Серебряный век: невыдуманные истории — страница 36 из 37

– Посмотрите: Ленин, Керенский и я – Сталин – прохаживаемся и мирно беседуем.

На четвертый день в десять часов утра Чаурели приехал ко мне на госкинпромской машине и сказал:

– Я оказался менее могущественным, чем считал себя.

Я грешным делом подумал, что сейчас начнутся разговоры, что касса Госкинпрома пуста или что-нибудь в этом роде, но он, точно подслушав, перебил мои мысли:

– Не беспокойся, я свое слово сдержу, но только не сам вручу тебе деньги, а через кассиршу «Грузфильма».

Каприз памяти

Иногда самые обыкновенные воспоминания переходят в область фантастики. Корни этого странного явления бывают разными – от простого до необъяснимых.

Марсель Пруст глубже всего окунулся в этот загадочный океан памяти, но загадка так и осталась загадкой. Проще всего не разгадывать, а просто рассказать какой-нибудь случай, когда твои собственные воспоминания тебе самому кажутся полуфантастическими. Отсюда вытекает, что стиль твоего изложения одних читателей удовлетворяет, а других разочаровывает, в зависимости от вкуса и характера, ибо некоторые, и я сам в свое время, писали иначе, а сейчас предпочитают такое, например, начало:

«В этом году я впервые увидел Леонида Мартынова. Он еще не был тогда так широко известен публике» и т. д.

Откровенно скажу, что я сам бы предпочел начать именно так этот эпизод из моих воспоминаний, но я чувствую, что в данном случае это – невозможно.

Сам дом, в котором это произошло, не просит, а требует от меня, чтобы я описал его хотя бы потому, что его, вероятно, уже нет, да и не будет никогда в наш век, да и в будущем веке.

Читатель, если случайно знает мой возраст, подумает, что я буду говорить о здании конца XIX века, но он ошибется. Я имею в виду 1928 год. Именно тогда в январе месяце я возвращался из Японии в Москву и остановился в Новосибирске. Тогда только центр можно было назвать городом, ибо вокруг него были бесконечные заборы и одноэтажные дома с подслеповатыми окнами. Но все же нашелся и двухэтажный дом. Он-то меня и пленил своей красочностью и как бы демонстративным пренебрежением к европейскому. В нем была самая обыкновенная гостиница, и далеко не обыкновенная. Короче говоря, я был ошеломлен, я не верил своим глазам, когда дежурный вел меня в отведенный мне номер по широкому коридору второго этажа. Что же меня могло удивить?
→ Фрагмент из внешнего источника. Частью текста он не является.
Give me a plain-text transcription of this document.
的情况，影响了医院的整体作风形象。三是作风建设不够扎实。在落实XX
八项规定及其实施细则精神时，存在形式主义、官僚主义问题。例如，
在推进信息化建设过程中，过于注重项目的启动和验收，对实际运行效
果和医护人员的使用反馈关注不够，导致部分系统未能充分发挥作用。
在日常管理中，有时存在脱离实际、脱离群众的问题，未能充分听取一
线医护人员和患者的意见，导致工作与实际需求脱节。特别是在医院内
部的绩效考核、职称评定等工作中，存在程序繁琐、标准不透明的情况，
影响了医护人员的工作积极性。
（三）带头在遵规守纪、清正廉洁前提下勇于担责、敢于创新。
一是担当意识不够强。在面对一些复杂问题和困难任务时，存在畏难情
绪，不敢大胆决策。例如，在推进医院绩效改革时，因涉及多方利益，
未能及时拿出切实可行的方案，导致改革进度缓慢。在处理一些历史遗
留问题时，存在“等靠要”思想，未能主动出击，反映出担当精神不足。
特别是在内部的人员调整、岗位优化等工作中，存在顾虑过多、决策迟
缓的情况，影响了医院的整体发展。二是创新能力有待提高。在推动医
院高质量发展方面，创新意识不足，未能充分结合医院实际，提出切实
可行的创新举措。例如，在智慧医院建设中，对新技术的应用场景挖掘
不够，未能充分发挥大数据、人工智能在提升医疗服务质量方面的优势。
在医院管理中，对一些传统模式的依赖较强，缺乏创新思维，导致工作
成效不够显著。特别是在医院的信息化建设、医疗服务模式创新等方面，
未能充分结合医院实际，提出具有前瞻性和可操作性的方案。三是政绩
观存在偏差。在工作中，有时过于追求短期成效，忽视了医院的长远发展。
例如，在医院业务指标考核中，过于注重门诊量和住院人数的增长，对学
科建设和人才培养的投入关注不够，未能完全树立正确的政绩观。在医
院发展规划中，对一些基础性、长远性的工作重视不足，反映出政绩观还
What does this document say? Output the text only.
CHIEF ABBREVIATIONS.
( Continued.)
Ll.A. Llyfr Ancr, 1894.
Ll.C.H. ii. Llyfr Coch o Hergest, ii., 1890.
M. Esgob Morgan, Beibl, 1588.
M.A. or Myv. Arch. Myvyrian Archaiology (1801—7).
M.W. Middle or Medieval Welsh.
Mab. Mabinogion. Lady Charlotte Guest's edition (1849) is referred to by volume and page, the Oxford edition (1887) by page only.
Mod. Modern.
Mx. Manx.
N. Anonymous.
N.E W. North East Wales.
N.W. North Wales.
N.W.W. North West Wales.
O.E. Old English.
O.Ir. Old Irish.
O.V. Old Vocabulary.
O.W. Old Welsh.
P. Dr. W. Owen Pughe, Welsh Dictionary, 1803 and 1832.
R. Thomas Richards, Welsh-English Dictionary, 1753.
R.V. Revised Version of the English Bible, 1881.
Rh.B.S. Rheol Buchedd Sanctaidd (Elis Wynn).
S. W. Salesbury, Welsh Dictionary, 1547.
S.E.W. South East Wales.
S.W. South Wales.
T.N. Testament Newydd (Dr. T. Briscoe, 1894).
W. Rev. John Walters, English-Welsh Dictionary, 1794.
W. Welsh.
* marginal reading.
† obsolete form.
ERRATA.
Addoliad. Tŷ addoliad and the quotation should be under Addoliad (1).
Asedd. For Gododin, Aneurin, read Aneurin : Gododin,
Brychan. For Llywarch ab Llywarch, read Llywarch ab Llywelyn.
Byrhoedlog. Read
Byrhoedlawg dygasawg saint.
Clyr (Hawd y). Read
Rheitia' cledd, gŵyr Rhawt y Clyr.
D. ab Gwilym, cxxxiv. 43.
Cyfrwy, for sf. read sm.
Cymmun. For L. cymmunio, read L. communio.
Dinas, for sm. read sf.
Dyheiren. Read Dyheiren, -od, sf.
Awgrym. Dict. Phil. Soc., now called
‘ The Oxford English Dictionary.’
Картина, которая и сейчас, более полстолетия спустя, стоит перед моими глазами, не потускнела, скорее, даже стала более яркой. Что же было в этой картине особенного? Давность. Она как бы перекинула меня в далекое детство.

Мой номер был в конце коридора. И я залюбовался высокими печами, которые, как гренадеры, показывались то слева, то справа. Их дверцы были открыты. Из них, как веселые змейки, капризно извивался огонь, и я явственно слышал треск дров, от звука которого я успел отвыкнуть.

Когда мы вошли в мой номер, мне, прежде всего, бросился в глаза огромный самовар, стоявший на круглом столе, и рядом на подносе фарфоровый чайник и два стакана на разрисованных розами блюдцах. Я невольно спросил у дежурного:

– Это для красоты?

– Какая там красота? Позвоните, и я приду за ним, и через четверть часа принесу кипящим. А уж заваривать будете сами. Если нет чая, я сбегаю в магазин и принесу.

Я спросил:

– А сейчас можно?

– Какая мне разница, когда?

– И это во всех номерах или же…

Он меня перебил:

– А как же, конечно, во всех…

У меня случайно нашлась пачка чая. И ровно через пять минут он принес кипящий самовар. Пар от него подымался к потолку, а красные угольки весело перемигивались, как бы говоря: «Вспоминай детство!» Ну, и вспоминать иногда бывает полезно.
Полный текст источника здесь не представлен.